Intersectionality in Sex Ed

Intersectionality in Sex Ed

By Jessica Higgins, Communications Coordinator
June 22, 2017

The first thing that struck me about Loretta Ross was her total lack of fear. She cussed like a sailor, grinned toothily, laughed often. She was the keynote speaker at the Colorado Advocacy in Action Conference – a conference dedicated to sexual assault and domestic violence – but stayed seated throughout the entire speech, wryly noting that there wasn’t a chance she was going to stand for a whole hour.

But if anyone has earned the privilege to lean back and scoff in the face of propriety, it’s Loretta Ross. She was one of the founders of the theory of reproductive justice and has been fighting for human rights all of her life. She’s a black woman who went to KKK rallies to try and understand Klansmen, the mother of a child of incest, a self-described “student of hate.” She wears her trauma on her sleeve, using it as a tool in her quest to educate.

And the lesson she attempted to teach at Colorado Advocacy in Action? We need to work together, expand our interests beyond siloes, and embrace intersectionality.

The concept of intersectionality asks us to consider the multiple identities that exist at once in each human being, and by doing so gain a deeper understanding of identity and systemic oppressions. For example, I walk through the world as a white, cisgender, heterosexual person, and those different identities contribute to my experience of privilege. But I also walk through the world as a woman and as a survivor of sexual assault, and those identities contribute to my experience of oppression. Intersectionality asks me to consider how each of those identities interact with one another, and to consider the ways in which others walk through this world, the multiple identities they hold within them.

Ross was talking about intersectionality in approaching domestic violence and sexual assault, but since her speech I’ve been thinking about it in regard to sex ed. When we talk about sexual health, sexual empowerment, or sexual liberation, the reality is that we cannot approach those topics with complete honesty unless we consider the multiple systems of oppression that get in the way.

On the surface, sex ed is the simple education of how to have sex and be in relationships safely. But you dig a little deeper and realize that youth can’t have sex safely without access to the resources that allow them to do so (condoms, birth control, affordable healthcare), and so sex ed must consider what prevents students from accessing these resources. Similarly, sex ed must consider what might prevent people from being in safe relationships. Suddenly a topic that seemed relatively simple on the surface must consider class, race, trauma, gender identity, sexuality, religion, and so on that might prevent young people from accessing resources or from entering healthy relationships.

In other words, the act of being a sexual person deeply intersects with multiple identities, and so the framework of intersectionality should be fundamental to sex ed. It often isn’t.
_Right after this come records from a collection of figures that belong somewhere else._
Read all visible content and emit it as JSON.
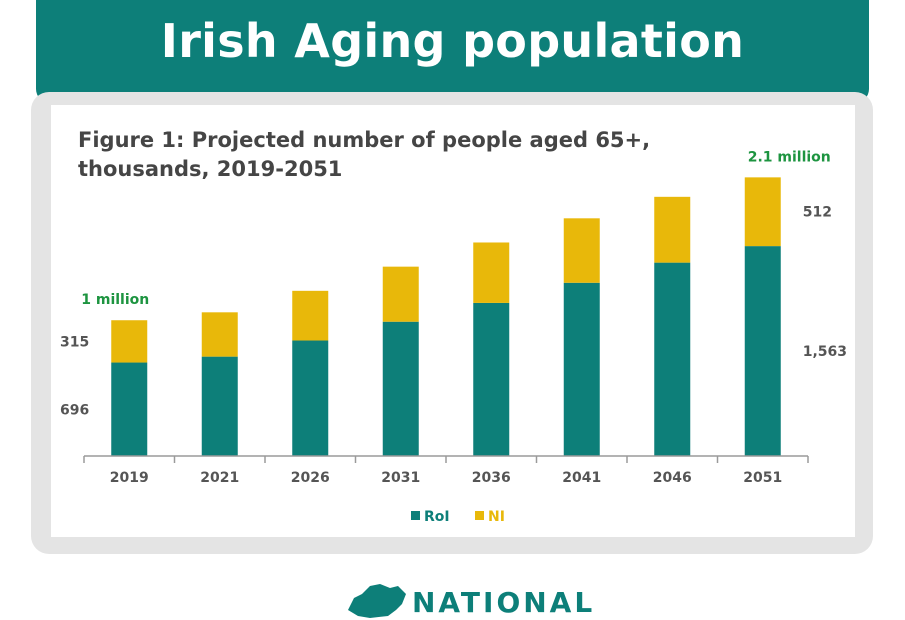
{
  "header": {
    "title": "Irish Aging population"
  },
  "figure": {
    "title": "Figure 1: Projected number of people aged 65+, thousands, 2019-2051"
  },
  "chart_data": {
    "type": "bar",
    "stacked": true,
    "categories": [
      "2019",
      "2021",
      "2026",
      "2031",
      "2036",
      "2041",
      "2046",
      "2051"
    ],
    "series": [
      {
        "name": "RoI",
        "color": "#0d7f79",
        "values": [
          696,
          740,
          860,
          1000,
          1140,
          1290,
          1440,
          1563
        ]
      },
      {
        "name": "NI",
        "color": "#e8b80a",
        "values": [
          315,
          330,
          370,
          410,
          450,
          480,
          490,
          512
        ]
      }
    ],
    "ylim": [
      0,
      2100
    ],
    "grid": false,
    "legend_position": "bottom-center",
    "annotations": [
      {
        "category": "2019",
        "segment_labels": [
          "696",
          "315"
        ],
        "total_label": "1 million"
      },
      {
        "category": "2051",
        "segment_labels": [
          "1,563",
          "512"
        ],
        "total_label": "2.1 million"
      }
    ]
  },
  "legend": [
    {
      "label": "RoI",
      "color": "#0d7f79"
    },
    {
      "label": "NI",
      "color": "#e8b80a"
    }
  ],
  "logo": {
    "text": "NATIONAL"
  }
}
As Ross points out, “People are confused about intersectionality because they believe it is an explanation of differences: No. It is an explanation of oppressions.” Taking an intersectional approach to sex ed doesn’t mean creating division; it means taking a good hard look at how we can truly come together, and truly work to create change. That means being humble and acknowledging what we don’t know, and it means being open to different ideas and different experiences.

It also means listening – really, truly listening. The first thing that struck me about Loretta Ross was her fearlessness, but the second was her ability to listen to and attempt to understand the worst of humanity. If Ross can listen to white supremacists and fascists, surely we can reach out to other groups fighting systemic oppression and attempt to work together toward a common goal; surely we can listen to students and attempt to understand how their experiences of race, class, disability, gender, sexuality, and other identities impact how they approach sex and relationships.
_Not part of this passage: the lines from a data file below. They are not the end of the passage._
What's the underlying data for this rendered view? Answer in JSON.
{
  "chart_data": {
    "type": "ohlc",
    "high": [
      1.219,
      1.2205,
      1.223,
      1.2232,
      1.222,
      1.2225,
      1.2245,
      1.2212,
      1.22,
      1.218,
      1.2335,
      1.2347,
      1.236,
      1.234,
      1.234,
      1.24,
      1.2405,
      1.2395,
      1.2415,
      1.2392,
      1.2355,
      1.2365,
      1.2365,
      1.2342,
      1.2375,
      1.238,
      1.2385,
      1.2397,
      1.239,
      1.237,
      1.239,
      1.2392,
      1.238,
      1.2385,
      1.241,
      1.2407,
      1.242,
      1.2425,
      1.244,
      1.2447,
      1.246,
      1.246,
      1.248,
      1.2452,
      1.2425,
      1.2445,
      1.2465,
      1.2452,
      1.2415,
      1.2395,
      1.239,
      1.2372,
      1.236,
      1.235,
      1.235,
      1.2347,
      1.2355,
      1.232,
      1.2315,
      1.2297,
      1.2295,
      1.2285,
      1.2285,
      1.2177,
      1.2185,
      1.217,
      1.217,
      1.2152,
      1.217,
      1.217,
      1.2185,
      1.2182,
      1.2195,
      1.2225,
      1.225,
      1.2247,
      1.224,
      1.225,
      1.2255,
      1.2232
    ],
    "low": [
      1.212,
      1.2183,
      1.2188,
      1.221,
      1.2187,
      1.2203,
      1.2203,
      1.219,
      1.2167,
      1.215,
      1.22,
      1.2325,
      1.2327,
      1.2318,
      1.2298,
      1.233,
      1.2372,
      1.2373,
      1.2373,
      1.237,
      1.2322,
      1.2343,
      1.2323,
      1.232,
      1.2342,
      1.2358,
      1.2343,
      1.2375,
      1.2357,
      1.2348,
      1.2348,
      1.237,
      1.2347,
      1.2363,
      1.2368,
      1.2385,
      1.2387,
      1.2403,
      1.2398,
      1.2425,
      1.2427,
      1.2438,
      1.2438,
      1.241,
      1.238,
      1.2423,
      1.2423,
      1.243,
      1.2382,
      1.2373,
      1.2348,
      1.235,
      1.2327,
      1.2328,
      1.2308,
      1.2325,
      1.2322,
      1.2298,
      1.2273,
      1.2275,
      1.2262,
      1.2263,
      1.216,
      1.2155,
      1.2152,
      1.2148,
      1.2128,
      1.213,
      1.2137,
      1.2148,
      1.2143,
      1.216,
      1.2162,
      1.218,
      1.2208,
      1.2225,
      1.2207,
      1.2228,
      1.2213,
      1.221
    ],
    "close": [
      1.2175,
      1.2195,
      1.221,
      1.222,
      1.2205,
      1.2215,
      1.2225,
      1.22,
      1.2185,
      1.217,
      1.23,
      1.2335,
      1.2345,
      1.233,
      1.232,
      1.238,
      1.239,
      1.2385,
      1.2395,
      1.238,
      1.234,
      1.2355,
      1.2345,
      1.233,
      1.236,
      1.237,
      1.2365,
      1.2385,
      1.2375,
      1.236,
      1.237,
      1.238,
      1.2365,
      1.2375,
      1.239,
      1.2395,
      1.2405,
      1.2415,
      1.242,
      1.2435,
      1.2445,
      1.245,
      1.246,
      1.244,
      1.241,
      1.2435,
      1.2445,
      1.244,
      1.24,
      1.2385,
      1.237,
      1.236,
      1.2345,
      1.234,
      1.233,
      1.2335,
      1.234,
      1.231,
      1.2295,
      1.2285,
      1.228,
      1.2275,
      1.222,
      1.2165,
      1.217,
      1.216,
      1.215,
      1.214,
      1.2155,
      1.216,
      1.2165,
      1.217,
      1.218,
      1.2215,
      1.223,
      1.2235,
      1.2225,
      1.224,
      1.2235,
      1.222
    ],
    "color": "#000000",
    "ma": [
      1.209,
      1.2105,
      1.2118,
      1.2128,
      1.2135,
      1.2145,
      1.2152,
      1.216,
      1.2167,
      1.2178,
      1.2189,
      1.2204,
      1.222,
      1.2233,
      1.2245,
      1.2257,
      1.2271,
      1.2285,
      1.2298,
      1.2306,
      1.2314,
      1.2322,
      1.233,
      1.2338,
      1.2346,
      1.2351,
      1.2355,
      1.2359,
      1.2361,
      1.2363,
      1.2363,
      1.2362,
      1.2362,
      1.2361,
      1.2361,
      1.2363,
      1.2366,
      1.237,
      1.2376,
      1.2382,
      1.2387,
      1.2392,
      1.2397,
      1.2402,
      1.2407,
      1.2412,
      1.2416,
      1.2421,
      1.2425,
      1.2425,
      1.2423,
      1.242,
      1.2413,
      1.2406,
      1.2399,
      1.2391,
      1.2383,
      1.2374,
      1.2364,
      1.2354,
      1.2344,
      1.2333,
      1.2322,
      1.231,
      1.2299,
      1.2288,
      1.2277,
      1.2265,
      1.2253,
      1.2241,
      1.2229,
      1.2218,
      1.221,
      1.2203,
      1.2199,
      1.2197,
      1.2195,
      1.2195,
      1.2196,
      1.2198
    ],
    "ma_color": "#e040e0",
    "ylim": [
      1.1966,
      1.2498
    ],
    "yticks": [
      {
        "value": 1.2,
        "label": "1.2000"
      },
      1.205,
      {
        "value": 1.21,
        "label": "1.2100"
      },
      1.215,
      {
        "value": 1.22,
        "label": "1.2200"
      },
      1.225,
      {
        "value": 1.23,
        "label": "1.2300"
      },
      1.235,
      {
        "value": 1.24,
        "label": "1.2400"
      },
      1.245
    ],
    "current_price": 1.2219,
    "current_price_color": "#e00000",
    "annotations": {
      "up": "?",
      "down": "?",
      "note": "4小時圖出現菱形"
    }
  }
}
Activist Lilla Watson once said, "If you have come here to help me, then you are wasting your time. But if you have come because your liberation is bound up with mine, then let us work together." In a time of frustration, mistrust, and division, one of the most powerful things we can do is listen, and take steps to build partnerships with those who experience the world differently than us. Or, as Ross put it, “We don’t need to sing the same song, but we need to sing our different songs in harmony.” So, let’s keep singing the song of sex ed, but consider the harmonies while we do.